In brief: Flu season appears to be winding down
New York – The worst of the flu season appears to be over.
The number of states reporting intense or widespread illnesses dropped again last week, and in a few states there was very little flu going around, U.S. health officials said Friday.
The season started earlier than normal, first in the Southeast and then spreading. But now, by some measures, flu activity has been ebbing for at least four weeks in much of the country. Flu and pneumonia deaths also dropped the last two weeks, the Centers for Disease Control and Prevention reported.
“It’s likely that the worst of the current flu season is over,” CDC spokesman Tom Skinner said.
But flu is hard to predict, he and others stressed, and there have been spikes late in the season in the past.
For now, states like Georgia and New York – where doctor’s offices were jammed a few weeks ago – are reporting low flu activity. The hot spots are now the West Coast and the Southwest.
Bush family photos, emails hacked
Houston – Turns out even former presidents can fall prey to hackers.
A mysterious email hacker apparently accessed private photos and messages sent between members of the Bush family, including both retired commanders in chief.
The Secret Service is investigating the breach, which appeared to yield little more than a few snapshots and some family discussions. But the incident illustrated how easily hackers can pry into private lives, even those of one of the nation’s most prominent and closely guarded political clans.

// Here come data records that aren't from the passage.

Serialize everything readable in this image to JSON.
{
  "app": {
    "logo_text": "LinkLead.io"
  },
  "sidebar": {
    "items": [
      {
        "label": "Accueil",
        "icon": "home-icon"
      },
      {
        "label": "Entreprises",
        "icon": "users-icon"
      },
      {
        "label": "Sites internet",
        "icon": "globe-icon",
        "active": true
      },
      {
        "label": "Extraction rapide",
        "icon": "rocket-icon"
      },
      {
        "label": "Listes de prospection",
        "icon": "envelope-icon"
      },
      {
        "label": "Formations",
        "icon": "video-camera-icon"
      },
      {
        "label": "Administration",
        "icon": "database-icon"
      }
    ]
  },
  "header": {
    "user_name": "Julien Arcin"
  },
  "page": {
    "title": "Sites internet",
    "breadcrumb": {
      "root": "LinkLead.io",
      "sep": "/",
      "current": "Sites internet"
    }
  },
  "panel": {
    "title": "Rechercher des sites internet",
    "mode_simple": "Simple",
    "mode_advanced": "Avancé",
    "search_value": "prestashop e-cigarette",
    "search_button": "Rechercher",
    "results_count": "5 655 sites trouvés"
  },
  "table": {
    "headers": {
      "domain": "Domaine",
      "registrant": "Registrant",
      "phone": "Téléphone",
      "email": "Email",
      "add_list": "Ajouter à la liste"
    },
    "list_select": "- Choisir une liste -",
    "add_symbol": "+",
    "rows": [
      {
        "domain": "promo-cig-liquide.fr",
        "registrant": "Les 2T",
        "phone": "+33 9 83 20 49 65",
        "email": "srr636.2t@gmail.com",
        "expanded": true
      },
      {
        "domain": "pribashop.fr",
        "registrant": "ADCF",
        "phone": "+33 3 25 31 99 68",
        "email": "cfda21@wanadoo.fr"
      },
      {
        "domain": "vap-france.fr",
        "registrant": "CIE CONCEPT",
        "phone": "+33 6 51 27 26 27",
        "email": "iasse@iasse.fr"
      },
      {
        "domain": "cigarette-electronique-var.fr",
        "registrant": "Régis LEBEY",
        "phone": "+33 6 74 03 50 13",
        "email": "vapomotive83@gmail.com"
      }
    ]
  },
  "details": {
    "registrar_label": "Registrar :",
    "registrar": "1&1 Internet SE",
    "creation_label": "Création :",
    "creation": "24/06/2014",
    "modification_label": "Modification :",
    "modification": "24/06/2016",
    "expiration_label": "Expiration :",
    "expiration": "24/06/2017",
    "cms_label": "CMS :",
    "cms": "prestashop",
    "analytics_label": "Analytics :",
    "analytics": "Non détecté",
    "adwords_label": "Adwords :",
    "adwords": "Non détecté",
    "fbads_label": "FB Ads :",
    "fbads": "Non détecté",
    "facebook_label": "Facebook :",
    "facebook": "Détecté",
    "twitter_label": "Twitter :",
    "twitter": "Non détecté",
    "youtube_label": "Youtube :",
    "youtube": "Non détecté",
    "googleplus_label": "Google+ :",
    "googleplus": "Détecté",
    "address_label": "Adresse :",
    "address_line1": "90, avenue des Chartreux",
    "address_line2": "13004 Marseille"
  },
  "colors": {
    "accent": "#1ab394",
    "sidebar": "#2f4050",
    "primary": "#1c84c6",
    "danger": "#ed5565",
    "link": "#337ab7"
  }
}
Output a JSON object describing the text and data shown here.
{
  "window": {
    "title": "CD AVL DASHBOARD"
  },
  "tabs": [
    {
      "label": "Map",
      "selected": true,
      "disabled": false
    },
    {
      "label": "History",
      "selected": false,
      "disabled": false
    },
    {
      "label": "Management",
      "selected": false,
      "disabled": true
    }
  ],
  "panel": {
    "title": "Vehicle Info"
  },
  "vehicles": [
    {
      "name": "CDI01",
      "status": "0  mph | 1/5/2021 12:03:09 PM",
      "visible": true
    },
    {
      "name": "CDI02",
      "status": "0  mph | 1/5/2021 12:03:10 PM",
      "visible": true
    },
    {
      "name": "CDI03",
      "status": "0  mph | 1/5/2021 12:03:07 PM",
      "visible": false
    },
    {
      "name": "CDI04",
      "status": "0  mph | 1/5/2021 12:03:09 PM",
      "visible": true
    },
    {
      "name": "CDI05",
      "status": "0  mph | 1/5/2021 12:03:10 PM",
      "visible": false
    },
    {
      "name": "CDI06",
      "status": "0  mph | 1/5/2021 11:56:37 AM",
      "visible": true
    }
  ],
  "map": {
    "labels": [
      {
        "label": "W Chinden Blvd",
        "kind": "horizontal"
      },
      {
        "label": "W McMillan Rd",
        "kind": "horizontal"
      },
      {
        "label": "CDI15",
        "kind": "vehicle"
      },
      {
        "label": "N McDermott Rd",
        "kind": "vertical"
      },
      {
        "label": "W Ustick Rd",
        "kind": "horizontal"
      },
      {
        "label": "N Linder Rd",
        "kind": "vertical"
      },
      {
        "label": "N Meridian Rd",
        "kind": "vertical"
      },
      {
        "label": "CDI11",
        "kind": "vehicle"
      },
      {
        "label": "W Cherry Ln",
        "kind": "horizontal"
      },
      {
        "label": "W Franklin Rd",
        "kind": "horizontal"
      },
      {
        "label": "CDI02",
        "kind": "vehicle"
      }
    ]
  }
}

Kerry pledges fair review of pipeline
Washington – Secretary of State John Kerry on Friday promised a “fair and transparent” review of a Canadian company’s plan to pipe oil from western Canada to refineries in Texas.
In his first comments about the controversial Keystone XL pipeline since becoming secretary of state, Kerry said he is waiting for a review begun by his predecessor, Hillary Rodham Clinton, and hopes to make a decision in the “near term.” The State Department has jurisdiction over the $7 billion pipeline because it crosses an international border.
Kerry, who met with Canadian Foreign Minister John Baird on Friday, praised Canada as a close ally and the largest supplier of energy to the U.S. He declined to comment on the pipeline’s merits, but he said the review process begun under Clinton is well under way.